In the coming months, Ewing will return to the scene of his injury not once but twice – for the WSL’s Tahiti leg and then the Olympics. Surfing was added at the last Games, and in July the competition will be held at Teahupo’o. Ewing, together with Jack Robinson, Tyler Wright and Molly Picklum, will represent Australia.

“It’s pretty insane,” Ewing says. “It was never a goal of mine growing up, because surfing wasn’t a part of the Olympics. So to have it now – it’s crazy. I’m excited to go and give it my all.”

Owen Wright won Australia’s first surfing medal, a bronze, in Tokyo. What would it mean for Ewing to better than achievement? “Anything to do with the Olympics is on another level,” he says. “It’s the pinnacle for sport.

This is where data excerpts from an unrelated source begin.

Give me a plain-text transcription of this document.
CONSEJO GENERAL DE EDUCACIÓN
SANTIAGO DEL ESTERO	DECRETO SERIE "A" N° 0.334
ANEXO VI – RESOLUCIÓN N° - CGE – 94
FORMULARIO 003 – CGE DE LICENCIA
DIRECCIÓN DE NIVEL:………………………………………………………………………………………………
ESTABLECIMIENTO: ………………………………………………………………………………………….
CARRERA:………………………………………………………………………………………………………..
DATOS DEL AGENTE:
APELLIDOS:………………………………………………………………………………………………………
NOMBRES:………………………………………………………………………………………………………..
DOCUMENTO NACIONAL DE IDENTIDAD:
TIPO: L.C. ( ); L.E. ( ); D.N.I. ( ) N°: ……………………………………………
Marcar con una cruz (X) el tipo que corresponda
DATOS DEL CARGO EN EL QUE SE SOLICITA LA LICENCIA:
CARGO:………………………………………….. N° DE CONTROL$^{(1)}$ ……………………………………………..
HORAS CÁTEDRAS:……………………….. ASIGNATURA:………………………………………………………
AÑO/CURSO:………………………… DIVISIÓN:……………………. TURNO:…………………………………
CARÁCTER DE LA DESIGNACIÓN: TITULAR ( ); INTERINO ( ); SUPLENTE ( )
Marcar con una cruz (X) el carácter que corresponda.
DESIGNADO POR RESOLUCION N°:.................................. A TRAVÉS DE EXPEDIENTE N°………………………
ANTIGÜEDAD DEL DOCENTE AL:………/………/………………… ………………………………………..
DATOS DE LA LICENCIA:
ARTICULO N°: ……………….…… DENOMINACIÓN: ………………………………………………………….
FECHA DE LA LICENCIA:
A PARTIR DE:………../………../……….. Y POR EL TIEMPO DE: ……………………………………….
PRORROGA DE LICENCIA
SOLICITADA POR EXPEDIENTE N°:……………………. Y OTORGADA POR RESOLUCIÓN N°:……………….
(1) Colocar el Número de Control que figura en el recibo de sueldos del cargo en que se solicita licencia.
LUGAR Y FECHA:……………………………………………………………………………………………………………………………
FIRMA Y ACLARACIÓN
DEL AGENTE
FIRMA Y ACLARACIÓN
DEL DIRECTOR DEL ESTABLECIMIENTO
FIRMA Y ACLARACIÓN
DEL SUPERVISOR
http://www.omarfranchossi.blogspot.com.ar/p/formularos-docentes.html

One of my biggest goals is to do well there and do Australia proud.”

After last year’s WSL finals, Ewing went straight back to Tahiti to “get over any mental hurdles”. The surfer says he would be feeling slightly apprehensive, injury or no injury. “It’s definitely a really intimidating wave,” he says. “But I feel like I’ve had some good performances there and am definitely feeling more comfortable.”

Ewing has been visualising the Olympics, how it will feel to be in Australian colours at one of the most iconic breaks in the world. “At the wave as well, it is one of the best waves in the world, the place is super beautiful,” he says. “It would be an absolute dream to be in the final, fighting for gold.”